Architects need to begin seeing our work as a collective of spaces that work toward a common goal. Much of this work may be straightforward, built from the work that community organizers are already doing. Another job of the architect, however, may be to inspire others to imagine different creative strategies to forward this work into the future. In a recent design competition hosted by Michael Ford (“The Hip-Hop Architect), students were asked to use insight from hip-hop lyrics to inspire the design of a “Just City!” that has “dismantled racism”. The first-place winner proposed a copwatch-inspired system of drone outposts in cities that would “deploy drones when a civilian reports a police stop”, which is then recorded and monitored by other citizens in small dedicated stations along the sidewalk. Similar community watch tactics (not involving drones, though) have been used by citizens for decades to keep one another safe against aggressive policing and housing policies in American cities. Design prompts that engage the next generations to learn about these types of defense strategies could be a starting point for redesigning these tactics with updated technology and a more effective approach.
Lastly, architects may use design analysis as evidence to reveal human rights violations on behalf of the State. The tools we use to analyze space and design buildings are used by a London research agency, called “Forensic Architecture,” to investigate “human rights violations including violence committed by states, police forces, militaries, and corporations”. Architectural analysis often reveals truths that other processes cannot, and the resulting evidence can be used in real trials all over the world. By using architecture to reveal the truth about state violence, architects can help to illuminate the evils of imperialist governments and help build on the movement for peoples’ liberation. The emerging field of forensic architecture may provide an opportunity for architects to create a shared global database of spatial analysis that may be useful in community protection strategies.
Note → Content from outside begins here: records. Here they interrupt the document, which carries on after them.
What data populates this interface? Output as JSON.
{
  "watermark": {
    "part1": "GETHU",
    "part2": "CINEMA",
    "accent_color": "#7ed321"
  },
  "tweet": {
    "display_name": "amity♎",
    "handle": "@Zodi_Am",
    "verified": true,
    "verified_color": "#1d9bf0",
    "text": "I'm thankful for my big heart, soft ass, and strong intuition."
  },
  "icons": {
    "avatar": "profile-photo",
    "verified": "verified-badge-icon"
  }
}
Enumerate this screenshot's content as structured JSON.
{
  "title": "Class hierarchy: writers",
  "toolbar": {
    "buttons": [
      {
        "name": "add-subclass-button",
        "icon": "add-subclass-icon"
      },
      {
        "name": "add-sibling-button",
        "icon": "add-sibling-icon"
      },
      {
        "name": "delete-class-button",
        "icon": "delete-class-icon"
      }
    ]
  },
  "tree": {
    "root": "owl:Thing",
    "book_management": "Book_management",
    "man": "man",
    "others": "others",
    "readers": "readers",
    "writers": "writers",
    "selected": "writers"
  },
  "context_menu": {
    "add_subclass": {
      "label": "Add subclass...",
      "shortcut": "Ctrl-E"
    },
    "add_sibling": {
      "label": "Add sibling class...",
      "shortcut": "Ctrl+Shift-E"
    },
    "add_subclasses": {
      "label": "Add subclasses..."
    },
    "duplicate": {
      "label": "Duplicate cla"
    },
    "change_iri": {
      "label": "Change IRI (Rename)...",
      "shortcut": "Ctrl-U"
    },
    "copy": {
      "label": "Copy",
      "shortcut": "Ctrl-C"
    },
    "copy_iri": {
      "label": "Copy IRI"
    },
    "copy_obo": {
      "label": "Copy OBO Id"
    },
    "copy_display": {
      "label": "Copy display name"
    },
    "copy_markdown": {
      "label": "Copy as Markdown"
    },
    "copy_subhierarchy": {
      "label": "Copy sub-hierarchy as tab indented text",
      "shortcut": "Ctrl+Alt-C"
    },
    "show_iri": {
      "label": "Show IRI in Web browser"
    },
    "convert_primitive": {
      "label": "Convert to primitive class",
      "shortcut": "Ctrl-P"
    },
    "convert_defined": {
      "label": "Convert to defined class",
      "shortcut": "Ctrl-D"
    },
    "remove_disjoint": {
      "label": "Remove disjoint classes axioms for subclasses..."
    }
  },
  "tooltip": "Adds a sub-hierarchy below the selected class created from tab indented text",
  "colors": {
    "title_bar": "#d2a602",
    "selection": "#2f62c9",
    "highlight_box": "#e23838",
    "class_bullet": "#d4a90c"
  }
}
Also, the example of forensic architecture reminds us that architects’ skills may not only be useful for constructing the vision of the future, but also for tearing down the dangerous illusions of the present.
HOW DOES ARCHITECTURAL EDUCATION ENABLE US TO PARTICIPATE IN LIBERATION WORK?
The design process we are trained to follow in school uses the basic elements of line, plane, and volume, to break a problem down into its essential components and then reconstruct those components into a built solution. We learn a solid set of skills that enables us to turn a blank page into a building. This discipline has taught me that we can use these skills to achieve whatever we can imagine. This is, for me, the most valuable takeaway from my architectural education, and I believe we can apply our rigorous design approach to the work of building networks for community survival. I believe we can use our visionary skillset to actually construct the future of liberation.